Rather than languishing in tragedy or bouncing wildly between moods, the play mercifully aligns its narrative themes with its evening-to-morning timeline: At dusk it’s confusing and foreboding, as the night wears on it becomes increasingly dark, and by sunrise the dialogue softens and brightens, offering a redemptive hint of hope.
Fertile Ground passholders, add Feral to your itinerary; and educators and social servants, put it on your radar as a worthwhile facilitator of tough discussions.
“RIBBONS OF WAR”
A lesbian love affair between a pirate and an aviatrix. Seafaring ballads. A turtledove puppet. Zombies. Animation. A mandolin, a uke, and a Kraken. Bursting with neo-romantic motifs, it’s no wonder this musical sprang from a 2007 indie album of the same name by Philadelphia’s The Extraordinaires. Talk about a at hipster’s wet dream! Not content to rack up subcultural brownie points, writer Andrew Fridae takes his seaworthy story the extra mile with a well-defined and engaging plot to contextualize the pleasing tunes.
The only clue that young director Josh Gulotta’s fully staged and costumed version of “Ribbons of War” is currently at “workshop” status is—sadly—the singing performances. The most notable exception is aviatrix Annalies (Bahar Baharloo), whose crystalline, intimate voice recalls tones of rock-opera songwriter Anais Mitchell and undeniably carries the show. (Shockingly, Gulotta revealed during opening announcements that this romantic lead only clamored aboard three days before. What a life-saver!) Other standouts are tenor Darling (Leland Radburn), who sounds classically trained, and the shipmates, whose throats are salty-but-serviceable.
Otherwise, the tone of the singing is nasal, breath control falters, and notes frequently fall flat. These technical shortcomings are tough ones to “workshop” away, and it’s a shame considering that all cast members deliver well as actors, aptly riding the whirlwind of high-energy blocking and burning bright with the spirit of the show.
But in a town where even our karaoke scene is so well-peopled with vocal pros that it earns a nod from the New York Times, there’s no great excuse to cast fair-weather singers in a musical. Go to a karaoke bar on a Tuesday, fling a fork and you’ll hit a singing superstar. As Portland screenwriter Chuck Palahniuk famously observed, “We are the all-singing, all-dancing crap of the world!” Too true, and we should have seen more of that crap on this poop deck.
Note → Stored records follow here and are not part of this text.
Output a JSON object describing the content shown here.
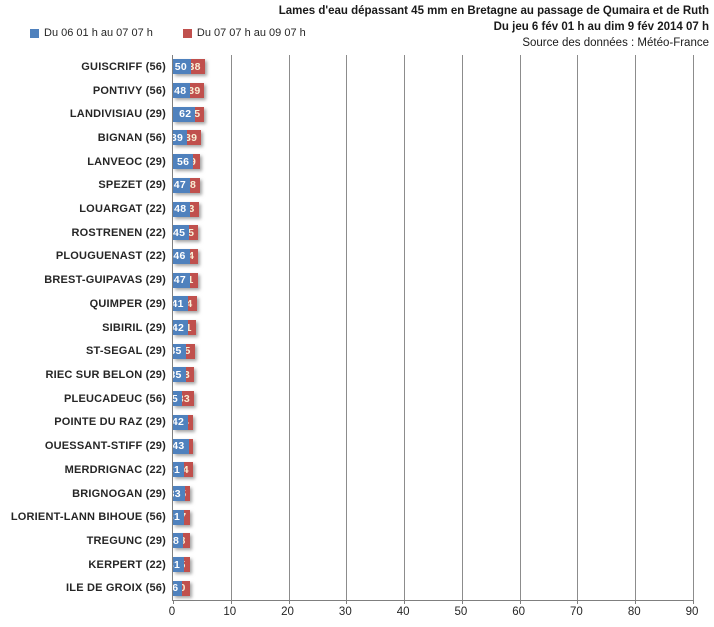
{
  "title": {
    "line1": "Lames d'eau dépassant 45 mm en Bretagne au passage de Qumaira et de Ruth",
    "line2": "Du jeu 6 fév 01 h au dim 9 fév 2014 07 h",
    "line3": "Source des données : Météo-France"
  },
  "legend": [
    {
      "label": "Du 06 01 h au 07 07 h",
      "color": "#4F81BD"
    },
    {
      "label": "Du 07 07 h au 09 07 h",
      "color": "#C0504D"
    }
  ],
  "chart_data": {
    "type": "bar",
    "orientation": "horizontal",
    "stacked": true,
    "title": "Lames d'eau dépassant 45 mm en Bretagne au passage de Qumaira et de Ruth",
    "subtitle": "Du jeu 6 fév 01 h au dim 9 fév 2014 07 h",
    "source": "Source des données : Météo-France",
    "categories": [
      "GUISCRIFF (56)",
      "PONTIVY (56)",
      "LANDIVISIAU (29)",
      "BIGNAN (56)",
      "LANVEOC (29)",
      "SPEZET (29)",
      "LOUARGAT (22)",
      "ROSTRENEN (22)",
      "PLOUGUENAST (22)",
      "BREST-GUIPAVAS (29)",
      "QUIMPER (29)",
      "SIBIRIL (29)",
      "ST-SEGAL (29)",
      "RIEC SUR BELON (29)",
      "PLEUCADEUC (56)",
      "POINTE DU RAZ (29)",
      "OUESSANT-STIFF (29)",
      "MERDRIGNAC (22)",
      "BRIGNOGAN (29)",
      "LORIENT-LANN BIHOUE (56)",
      "TREGUNC (29)",
      "KERPERT (22)",
      "ILE DE GROIX (56)"
    ],
    "series": [
      {
        "name": "Du 06 01 h au 07 07 h",
        "color": "#4F81BD",
        "value_label_color": "#FFFFFF",
        "values": [
          50,
          48,
          62,
          39,
          56,
          47,
          48,
          45,
          46,
          47,
          41,
          42,
          35,
          35,
          25,
          42,
          43,
          31,
          33,
          31,
          28,
          31,
          26
        ]
      },
      {
        "name": "Du 07 07 h au 09 07 h",
        "color": "#C0504D",
        "value_label_color": "#F8EFD4",
        "values": [
          38,
          39,
          25,
          39,
          19,
          28,
          23,
          25,
          24,
          21,
          24,
          21,
          25,
          23,
          33,
          14,
          13,
          24,
          15,
          17,
          18,
          15,
          20
        ]
      }
    ],
    "xlabel": "",
    "ylabel": "",
    "xlim": [
      0,
      90
    ],
    "xticks": [
      0,
      10,
      20,
      30,
      40,
      50,
      60,
      70,
      80,
      90
    ],
    "grid": "vertical-major",
    "legend_position": "top-left"
  }
}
Though you don’t have to be a steam-punk renn-faire role-player to enjoy “Ribbons of War” in its current manifestation, you do have to be able to suck up some so-so vocals. For the many indie-pop fans who are fine with that, this show’s starry-eyed romance, playful ennui and surprising twists will bring pure delight.
“Ribbons of War” continues at Shaking the Tree through February 3.